Case ID: ad3d_83/html/0559-02.html
Source: Caselaw Access Project
Author: {"author": "", "license": "Public Domain", "url": "https://static.case.law/"}
Date Created: 2024-08-24T03:29:51.129683

Julie Colyer, Appellant, v John Colyer, Respondent.
    [922 NYS2d 29]
   Order, Supreme Court, New York County (Matthew F. Cooper, J.), entered on or about July 2, 2010, which, to the extent appealed from as limited by the briefs, upon granting plaintiffs motion for an order compelling defendant to pay college and medical expenses of the parties’ daughter, awarded plaintiff $20,000 in attorneys’ fees, unanimously modified, on the law and the facts, to increase the award of attorneys’ fees to $54,467.50 and otherwise affirmed, without costs.
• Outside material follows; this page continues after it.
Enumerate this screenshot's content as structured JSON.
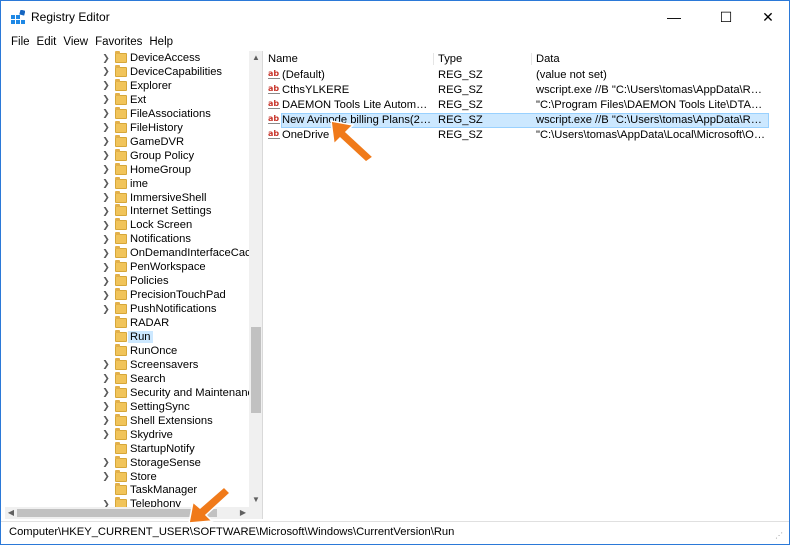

Plaintiffs entitlement to attorneys’ fees in connection with the instant proceeding arises not from the provisions of the Domestic Relations Law, which accords the court discretion in setting fees, but from the parties’ separation agreement, which provided for defendant’s full indemnification of fees if he defaulted on his obligation to pay the daughter’s college expenses and certain medical expenses and it became necessary for plaintiff to bring proceedings to enforce his obligations. Thus, plaintiff is entitled to collect the full amount of her attorneys’ fees in connection with the successful enforcement proceeding (see Millard v Millard, 246 AD2d 349 [1998]). Although defendant complained generally about the reasonableness of the total amount of attorneys’ fees sought, he did not contend that any amounts should be excluded as unrelated to the successful portion of the application. Thus, there was no basis for reducing the total amount, which is $45,270.

Plaintiff also seeks attorneys’ fees incurred, during the period after a prior award of child support arrears was issued and before the commencement of the instant enforcement proceeding, in connection with negotiations undertaken in an effort to resolve all matters. As the court found, the separation agreement only provides for attorneys’ fees incurred in the bringing of an enforcement proceeding (see Nichols v Nichols, 306 NY 490, 496 [1954]; Bianco v Bianco, 36 AD3d 490, 491 [2007]). This was correctly decided.

We agree with the court’s denial of plaintiffs request for an award of fees incurred in connection with other applications dating back to 2001, since plaintiff offered no adequate explanation for failing to seek those fees earlier (compare Holloway v Holloway, 307 AD2d 405 [2003]). Concur—Friedman, J.P., Sweeny, DeGrasse, Abdus-Salaam and Román, JJ.